梯子
二郎は聳え立つ灰色の壁面を見上げる。
のっぺりとして、何の装飾も施されていない壁面には、手がかり一つ見当たらない。侵入者を頑と拒んでいるようだった。
「どうやって潜入するの? また、ティンカーに入口を作らせるの?」
タバサが質問すると、二郎は短く首を振って答える。
「いや! あれは、ここでは使えない。シャドウは〝パンドラ〟の初期バージョンを保持しているから、プログラムの書き換えは瞬時にバレる」
二郎は壁面を見上げた。
壁にはところどころに窓があるが、壁面のかなり上のほうにあるため、手が届かない。壁には手がかり一つないため、登攀もできない。
またティンカーの発条仕掛けで飛び上がるつもりだろうか。あれは苦手だ。
タバサがそんなことを考えていると、やっぱり二郎はティンカーをポケットから飛び出させた。

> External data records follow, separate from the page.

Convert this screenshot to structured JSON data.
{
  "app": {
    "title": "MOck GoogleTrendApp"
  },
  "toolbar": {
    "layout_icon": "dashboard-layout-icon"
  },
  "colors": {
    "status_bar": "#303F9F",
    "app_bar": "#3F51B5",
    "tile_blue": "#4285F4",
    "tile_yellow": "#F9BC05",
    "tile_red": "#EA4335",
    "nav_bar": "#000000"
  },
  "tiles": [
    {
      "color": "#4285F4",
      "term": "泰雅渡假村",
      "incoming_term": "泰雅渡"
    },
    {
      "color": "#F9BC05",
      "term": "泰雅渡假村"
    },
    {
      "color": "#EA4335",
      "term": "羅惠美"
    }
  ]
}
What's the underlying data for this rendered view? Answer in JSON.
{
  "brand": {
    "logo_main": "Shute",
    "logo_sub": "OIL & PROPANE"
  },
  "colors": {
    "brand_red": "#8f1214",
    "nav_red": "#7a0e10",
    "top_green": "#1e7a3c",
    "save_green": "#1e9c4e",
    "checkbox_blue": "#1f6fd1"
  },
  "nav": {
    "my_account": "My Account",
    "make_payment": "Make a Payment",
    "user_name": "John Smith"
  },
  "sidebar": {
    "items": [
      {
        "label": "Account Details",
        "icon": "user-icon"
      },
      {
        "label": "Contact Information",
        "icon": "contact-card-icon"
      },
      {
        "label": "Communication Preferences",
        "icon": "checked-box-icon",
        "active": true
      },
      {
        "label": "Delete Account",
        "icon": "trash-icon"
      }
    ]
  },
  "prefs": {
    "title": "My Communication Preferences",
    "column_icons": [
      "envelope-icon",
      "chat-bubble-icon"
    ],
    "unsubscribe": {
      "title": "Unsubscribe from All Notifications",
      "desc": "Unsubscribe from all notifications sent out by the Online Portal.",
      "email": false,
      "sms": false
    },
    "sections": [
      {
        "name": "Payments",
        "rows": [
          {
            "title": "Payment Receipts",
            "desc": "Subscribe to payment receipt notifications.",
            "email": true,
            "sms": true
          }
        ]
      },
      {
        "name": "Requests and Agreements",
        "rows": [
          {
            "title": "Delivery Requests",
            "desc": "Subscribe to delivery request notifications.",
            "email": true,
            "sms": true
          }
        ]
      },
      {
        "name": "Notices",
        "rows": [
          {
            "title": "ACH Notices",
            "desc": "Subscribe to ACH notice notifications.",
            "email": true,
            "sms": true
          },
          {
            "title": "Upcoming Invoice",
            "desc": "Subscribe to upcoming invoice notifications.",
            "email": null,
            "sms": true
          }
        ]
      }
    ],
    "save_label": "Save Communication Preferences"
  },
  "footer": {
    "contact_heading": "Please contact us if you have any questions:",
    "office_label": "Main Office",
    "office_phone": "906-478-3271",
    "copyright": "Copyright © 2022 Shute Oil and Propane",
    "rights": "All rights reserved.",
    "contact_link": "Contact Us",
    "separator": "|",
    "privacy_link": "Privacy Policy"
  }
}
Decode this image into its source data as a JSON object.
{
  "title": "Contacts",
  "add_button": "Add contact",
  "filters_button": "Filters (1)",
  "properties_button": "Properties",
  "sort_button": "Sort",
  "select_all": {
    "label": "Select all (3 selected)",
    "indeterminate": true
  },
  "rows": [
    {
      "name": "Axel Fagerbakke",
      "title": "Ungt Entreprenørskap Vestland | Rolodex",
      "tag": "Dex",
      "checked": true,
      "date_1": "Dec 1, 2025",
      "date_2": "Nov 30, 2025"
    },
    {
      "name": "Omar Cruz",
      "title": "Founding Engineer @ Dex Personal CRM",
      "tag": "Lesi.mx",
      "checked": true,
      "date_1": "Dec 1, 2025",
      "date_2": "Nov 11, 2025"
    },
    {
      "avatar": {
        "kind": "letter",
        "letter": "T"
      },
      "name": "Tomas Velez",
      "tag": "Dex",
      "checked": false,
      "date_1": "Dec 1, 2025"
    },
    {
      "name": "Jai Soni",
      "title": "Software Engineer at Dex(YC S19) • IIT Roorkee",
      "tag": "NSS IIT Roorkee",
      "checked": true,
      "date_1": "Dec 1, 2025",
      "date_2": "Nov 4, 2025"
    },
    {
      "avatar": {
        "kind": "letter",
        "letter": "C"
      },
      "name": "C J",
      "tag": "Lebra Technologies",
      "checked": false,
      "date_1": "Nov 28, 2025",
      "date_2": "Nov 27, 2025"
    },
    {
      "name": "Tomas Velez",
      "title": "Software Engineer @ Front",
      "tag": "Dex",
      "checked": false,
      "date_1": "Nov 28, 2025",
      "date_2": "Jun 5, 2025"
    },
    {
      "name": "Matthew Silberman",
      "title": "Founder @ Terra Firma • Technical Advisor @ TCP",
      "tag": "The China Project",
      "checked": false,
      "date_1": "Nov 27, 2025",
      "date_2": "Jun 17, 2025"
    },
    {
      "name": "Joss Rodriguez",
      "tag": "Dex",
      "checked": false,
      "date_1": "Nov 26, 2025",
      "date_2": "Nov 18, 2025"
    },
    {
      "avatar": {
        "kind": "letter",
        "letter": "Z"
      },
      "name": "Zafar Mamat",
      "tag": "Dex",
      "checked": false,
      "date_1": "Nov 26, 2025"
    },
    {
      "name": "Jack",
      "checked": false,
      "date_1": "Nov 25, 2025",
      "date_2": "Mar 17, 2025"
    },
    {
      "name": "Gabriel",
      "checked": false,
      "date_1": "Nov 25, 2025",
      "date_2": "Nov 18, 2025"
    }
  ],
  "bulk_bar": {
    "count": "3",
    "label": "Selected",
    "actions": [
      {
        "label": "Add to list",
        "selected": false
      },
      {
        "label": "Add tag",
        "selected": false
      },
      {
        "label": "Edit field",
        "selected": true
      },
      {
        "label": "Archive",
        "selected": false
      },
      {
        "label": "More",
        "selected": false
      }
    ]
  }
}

ティンカーはくるくると発条の形になって、待ち構えている。
と、晴彦が窓を見上げ、コートの前を開いた。
なにをするのだろう……と、タバサが見守っていると、晴彦はコートからするすると梯子を引き出す。
梯子は晴彦のコートからずんずん伸び、遂には十メートルほどになって、窓に達した。
「まあ、このほうが、少しは文明的ではあるな」
玄之丞は快活に宣言すると、素早く梯子に手を掛けた。するとゲルダが玄之丞を制し、首を振った。
「ここは、あたしが先に上るわ!」
真剣な表情になって梯子を登り始める。
程なく梯子の先端に達すると、窓に手を掛け、用心深く内部を覗き込んだ。手にはナイフを構えている。下を見て、頷いて見せた。
「大丈夫、誰もいない!」
小声で叫ぶ。二郎は肩を竦め、ティンカーを納める。
「まあ、こっちのほうが、安全かもな」
率先して梯子を上り始めた。玄之丞、知里夫と続いて登っていく。晴彦は梯子を支え、タバサの顔を見て合図した。